The Cooperation Agreement also provides for customary standstill provisions during a standstill period (the “Restricted Period”), which is set to terminate the earlier of: (i) the fifth business day after written notice is delivered by the Reporting Persons to the Issuer of a material breach of the Cooperation Agreement by the Issuer if such breach has not been cured within such notice period; provided that no Reporting Persons is then in material breach of the Cooperation Agreement; (ii) the 30th day prior to the last day of the time period, established by the Issuer’s Amended and Restated By-Laws, for stockholders to deliver notice to the Issuer of director nominations to be brought before the Issuer’s 2019 annual meeting of stockholders; and (iii) March 31, 2019.

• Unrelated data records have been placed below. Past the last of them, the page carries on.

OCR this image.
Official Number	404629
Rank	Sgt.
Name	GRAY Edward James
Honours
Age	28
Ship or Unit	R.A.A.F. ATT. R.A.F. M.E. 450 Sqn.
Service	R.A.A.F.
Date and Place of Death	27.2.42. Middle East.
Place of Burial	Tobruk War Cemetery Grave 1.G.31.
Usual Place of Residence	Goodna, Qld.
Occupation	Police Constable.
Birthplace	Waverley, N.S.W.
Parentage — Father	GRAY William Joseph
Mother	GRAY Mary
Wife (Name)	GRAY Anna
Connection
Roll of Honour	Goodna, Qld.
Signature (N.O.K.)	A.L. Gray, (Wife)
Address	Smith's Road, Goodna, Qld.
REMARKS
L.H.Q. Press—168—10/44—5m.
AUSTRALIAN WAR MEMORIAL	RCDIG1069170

In addition, the Cooperation Agreement provides that the Reporting Persons will vote their Common Stock during the Restricted Period in favor of the Issuer’s nominees who are members of the Board as of the date of the Cooperation Agreement and other proposals at each annual meeting of shareholders during the Restricted Period, subject to certain exceptions. The foregoing summary of the Cooperation Agreement is not complete and is qualified in its entirety by the full text of the Cooperation Agreement, which is included as Exhibit 1 hereto and is incorporated by reference.